We all know I am not the Better Homes and Gardens type of girl. I found a pot of dirt on my dresser one time. It took me forever to figure out it had at one point been a plant who died a horrible death.
I spend at least 200 nights a year in hotels and on the road for my various travels. Despite the lame attempts by these chains to make these rooms comfortable for weary business travelers, they are nothing like a home.
Lucky for me I have some friends who excel at making a home wherever they happen to be at that moment. It’s a gift and I really enjoy being on the receiving end of this gift.
Let me tell you a bit about my friend. Her name is Lori and we have had some amazing adventures together. She invited me to come visit her in Oahu and I have to say it is one of my favorite vacations ever!
First of all, Lori is one of those people who likes to plan and worry over the details. I used to be like that, but it got old. Now, I like to just see what falls into my lap. When I am smart, I go visit people who like to plan and worry about whether or not I am having a good time. Score! Best of both worlds! Just kidding. Kinda.
Lori has this charming little house on Oahu. Every time I turned around she was doing something else to make sure I was comfortable or had whatever I needed. She always adds cute little touches like twinkle lights or cute curtains to her space. I never think about any of that stuff. I am usually just proud of myself when I keep my clean and dirty clothes separated while I am traveling. I have learned methods to do exactly this… it comes from a deep seated hatred of packing. Lori introduced me to all of her island friends. They all welcomed me and went out of their way to make sure I had a good time. Who does that? Nice people! Fun people! Generous people! Lori’s friends!!!!
I will be forever grateful to the gentleman who brought me a kayak, not once, but TWICE! The patience and supportive way he encouraged me was so beneficial. Now, Lori was the one who walked back and forth just off the shore line holding the craft steady so I wouldn’t tumble out for the 907th time. (Imagine a parent teaching a child to ride a bike without training wheels. Now imagine that child is a very large, intimidated middle aged woman.) After about an hour I could finally paddle a little on my own without flipping over. They watched my shit show for an hour! They never grew exasperated and told me to just give it up. They waited me out. It was awesome!
Lori also obsessed over my application (or perhaps in her opinion, my mis-application) of sunblock. For the first time in my life I went on vacation and did not end up with an illness inducing sunburn. Is there a lesson here? Yes! You should absolutely vacation with someone who is going to reapply your sunblock even after you feel like you probably did a fairly adequate job. Trust me, you need this person in your life.
Lori and I have a lot of the same tastes in music and this is always helpful when you are spending long days and nights with each other. She is also the best Jazzfest partner.

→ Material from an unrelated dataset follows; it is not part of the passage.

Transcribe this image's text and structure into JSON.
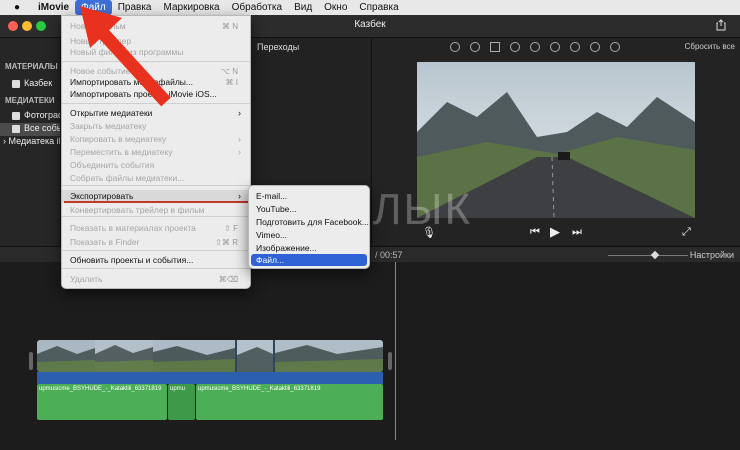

Back off! I am not sharing her.
Lori cooks and she eats incredibly healthy. So, even if I had a few alcoholic beverages, and even if I found a bar that served a bottomless glass of Day Owl, I lost weight on vacation! I never hear anyone say that.
My favorite part of my island adventure? I got to catch up with a woman who has made a big impact on my life. She has reinforced my self-confidence and reliance. She has reminded me of the importance of taking a step back and reevaluating my plans and goals. She is a good example of fiscal responsibility and I appreciate how hard she works to make smart choices.
I struggled for years to make and keep female friends. I did not believe that active, beautiful, smart, successful women wanted to be my friend. I hid from them. I was abrasive and standoffish. I decided I did not like them long before they could decide they did not like me.
Now? I am surrounded by smart, amazing, inspiring, beautiful women all the time. I go on adventures with them. I send them stupid text messages to try to make them laugh. I can call them to cry over the latest episode of This is Us. We are all so different. We came from different backgrounds. We have different political or religious points of view. Some are married. Some are divorced. Some have never been married, and don’t particularly care to be. Some have kids. Some have A LOT of kids. (kidding). Some do not want children. We have different levels of education and different careers.
When I find myself wondering who I am and who I am going to be, all I have to do is think about the women in my life. I get to be loved and love them with all of my heart. They open their homes to me with shockingly little notice when I realize I have a couple of days free to come crash with them. I love that they give me a home when I am so far from home. I hope I get to keep collecting their spare bedrooms and couches for many years to come. I want to see who we all turn out to be.